When My son was about 15 months old, he started biting his classmates at daycare. I was mortified. Biting is a common but unacceptable behavior in preverbal children. He would bite to show frustration or to get a toy. At the same time he started biting if he wanted my attention.
I worked with his teachers at daycare and instructed them to put him in timeout if he bit anyone. We did the same thing at home. Any biting was immediately followed by a firm loud “NO BITING!” and he was put in timeout for 2 minutes. After the timeout I would hand him a teether or his blankie and when he bit the inanimate objects he was not scolded. Every morning before he was dropped off at daycare, I looked him in the eye and held his face in my hands and said “NO biting.”
He stopped biting after we did this consistently for 2 weeks.

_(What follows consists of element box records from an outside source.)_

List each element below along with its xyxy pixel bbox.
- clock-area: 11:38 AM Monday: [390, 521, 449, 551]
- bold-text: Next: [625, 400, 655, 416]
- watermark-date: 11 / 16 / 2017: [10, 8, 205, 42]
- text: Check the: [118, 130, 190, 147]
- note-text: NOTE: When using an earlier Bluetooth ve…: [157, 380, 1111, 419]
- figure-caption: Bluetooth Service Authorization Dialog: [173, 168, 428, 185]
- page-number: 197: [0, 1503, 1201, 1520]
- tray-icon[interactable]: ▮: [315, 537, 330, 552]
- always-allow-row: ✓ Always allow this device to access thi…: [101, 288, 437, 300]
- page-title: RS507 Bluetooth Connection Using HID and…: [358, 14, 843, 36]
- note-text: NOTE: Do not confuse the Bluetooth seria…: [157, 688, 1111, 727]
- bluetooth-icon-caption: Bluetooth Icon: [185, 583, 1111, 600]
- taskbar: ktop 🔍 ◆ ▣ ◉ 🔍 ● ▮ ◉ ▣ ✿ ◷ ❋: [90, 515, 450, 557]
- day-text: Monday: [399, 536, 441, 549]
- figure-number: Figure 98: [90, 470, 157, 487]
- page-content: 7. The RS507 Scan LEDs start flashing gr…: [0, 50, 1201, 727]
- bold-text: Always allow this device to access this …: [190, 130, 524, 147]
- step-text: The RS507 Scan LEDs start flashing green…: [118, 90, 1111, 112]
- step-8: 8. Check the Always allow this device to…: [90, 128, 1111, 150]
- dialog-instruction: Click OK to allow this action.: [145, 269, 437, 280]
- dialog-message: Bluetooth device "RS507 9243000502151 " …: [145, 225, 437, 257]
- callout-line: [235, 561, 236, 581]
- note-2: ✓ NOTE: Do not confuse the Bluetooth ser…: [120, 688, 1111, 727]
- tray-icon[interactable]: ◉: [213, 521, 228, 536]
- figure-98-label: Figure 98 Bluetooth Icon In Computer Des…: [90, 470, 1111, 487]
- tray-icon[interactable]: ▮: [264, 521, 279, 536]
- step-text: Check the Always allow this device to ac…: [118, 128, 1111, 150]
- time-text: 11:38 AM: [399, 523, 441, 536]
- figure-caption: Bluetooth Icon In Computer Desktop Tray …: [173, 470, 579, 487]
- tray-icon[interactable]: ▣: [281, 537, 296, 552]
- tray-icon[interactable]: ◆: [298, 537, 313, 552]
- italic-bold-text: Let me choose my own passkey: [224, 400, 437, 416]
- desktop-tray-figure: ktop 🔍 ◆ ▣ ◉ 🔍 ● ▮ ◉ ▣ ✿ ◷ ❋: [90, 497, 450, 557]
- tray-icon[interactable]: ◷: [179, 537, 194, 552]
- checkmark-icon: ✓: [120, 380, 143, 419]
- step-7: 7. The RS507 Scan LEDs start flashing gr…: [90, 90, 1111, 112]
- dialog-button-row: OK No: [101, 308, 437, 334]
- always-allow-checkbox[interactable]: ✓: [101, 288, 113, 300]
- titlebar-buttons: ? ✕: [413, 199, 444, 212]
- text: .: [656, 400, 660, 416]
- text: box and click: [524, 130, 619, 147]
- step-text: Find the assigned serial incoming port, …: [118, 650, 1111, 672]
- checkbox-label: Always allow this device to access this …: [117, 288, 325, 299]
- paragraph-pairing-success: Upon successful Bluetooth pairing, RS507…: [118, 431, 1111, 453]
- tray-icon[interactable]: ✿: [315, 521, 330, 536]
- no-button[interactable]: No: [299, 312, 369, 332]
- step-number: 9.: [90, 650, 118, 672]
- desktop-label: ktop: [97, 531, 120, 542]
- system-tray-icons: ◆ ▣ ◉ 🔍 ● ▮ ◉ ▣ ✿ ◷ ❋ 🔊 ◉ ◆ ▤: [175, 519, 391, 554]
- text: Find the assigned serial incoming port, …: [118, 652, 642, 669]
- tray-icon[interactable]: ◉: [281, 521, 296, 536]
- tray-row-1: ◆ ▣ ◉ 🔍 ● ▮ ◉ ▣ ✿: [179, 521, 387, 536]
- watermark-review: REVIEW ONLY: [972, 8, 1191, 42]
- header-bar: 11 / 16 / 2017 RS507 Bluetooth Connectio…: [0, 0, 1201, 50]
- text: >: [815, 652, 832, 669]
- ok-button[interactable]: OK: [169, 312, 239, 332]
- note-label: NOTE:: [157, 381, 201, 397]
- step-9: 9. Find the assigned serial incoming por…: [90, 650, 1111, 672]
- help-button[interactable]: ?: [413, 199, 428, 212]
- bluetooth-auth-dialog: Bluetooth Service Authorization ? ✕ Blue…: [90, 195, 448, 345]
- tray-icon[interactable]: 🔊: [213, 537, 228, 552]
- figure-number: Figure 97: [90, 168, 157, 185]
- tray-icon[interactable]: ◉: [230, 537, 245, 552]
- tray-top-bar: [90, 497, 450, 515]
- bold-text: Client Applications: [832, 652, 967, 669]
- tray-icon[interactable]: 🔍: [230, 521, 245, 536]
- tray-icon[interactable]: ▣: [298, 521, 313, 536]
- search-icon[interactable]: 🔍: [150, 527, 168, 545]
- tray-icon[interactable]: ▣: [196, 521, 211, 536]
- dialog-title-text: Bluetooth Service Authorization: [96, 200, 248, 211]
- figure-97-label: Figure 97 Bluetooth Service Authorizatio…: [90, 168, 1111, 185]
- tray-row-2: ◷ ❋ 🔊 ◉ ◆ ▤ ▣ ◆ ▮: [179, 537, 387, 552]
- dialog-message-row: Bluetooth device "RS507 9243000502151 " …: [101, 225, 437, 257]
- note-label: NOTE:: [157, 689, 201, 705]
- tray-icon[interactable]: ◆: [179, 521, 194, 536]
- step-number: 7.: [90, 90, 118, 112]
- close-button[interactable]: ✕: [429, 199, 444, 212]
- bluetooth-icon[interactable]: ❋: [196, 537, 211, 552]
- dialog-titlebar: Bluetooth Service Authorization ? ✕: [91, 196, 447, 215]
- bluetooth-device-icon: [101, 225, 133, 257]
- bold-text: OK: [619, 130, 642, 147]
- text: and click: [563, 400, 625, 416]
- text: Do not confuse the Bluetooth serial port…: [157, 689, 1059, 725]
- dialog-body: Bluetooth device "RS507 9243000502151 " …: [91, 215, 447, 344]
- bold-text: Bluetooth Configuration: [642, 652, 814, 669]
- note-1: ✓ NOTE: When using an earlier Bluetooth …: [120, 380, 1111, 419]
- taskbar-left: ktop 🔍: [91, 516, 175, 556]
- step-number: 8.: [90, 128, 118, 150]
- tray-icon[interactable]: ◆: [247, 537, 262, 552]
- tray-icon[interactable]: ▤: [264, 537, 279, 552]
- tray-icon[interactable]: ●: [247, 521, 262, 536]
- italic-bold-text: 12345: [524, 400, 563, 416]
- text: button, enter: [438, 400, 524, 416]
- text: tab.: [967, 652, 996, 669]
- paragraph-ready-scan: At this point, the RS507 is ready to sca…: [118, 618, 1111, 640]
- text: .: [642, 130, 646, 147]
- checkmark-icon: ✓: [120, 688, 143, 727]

1. Use a stern unfriendly voice to say “NO BITING!”
You want your child to know that you mean business. Biting is not funny or a game. Stop your child if she looks as if she is about to bite
2. Give your child a 1-2 minute time out when biting occurs.
Following up with an immediate consequence reinforces that you meant it when you said “NO BITING!”
3. Offer an alternative to the biting.
Offering an alternative like a teether, allows your child to demonstrate frustration in a more constructive way.
Helping your child to communicate needs and wants might also lessen biting. For example using baby sign language, where your child uses simple gestures to indicate more, eat and drink can be immensely helpful.
4. Never bite your child
Many parents have told me that they just bite their children back. I don’t recommend this because it teaches the child that the bigger biter wins and that this is a socially acceptable way to behave. The child might not bite the parent anymore but might continue to bite smaller children.
5. Praise your child for not biting.
Your child wants to please you and showing praise for good behavior helps to reinforce the behavior.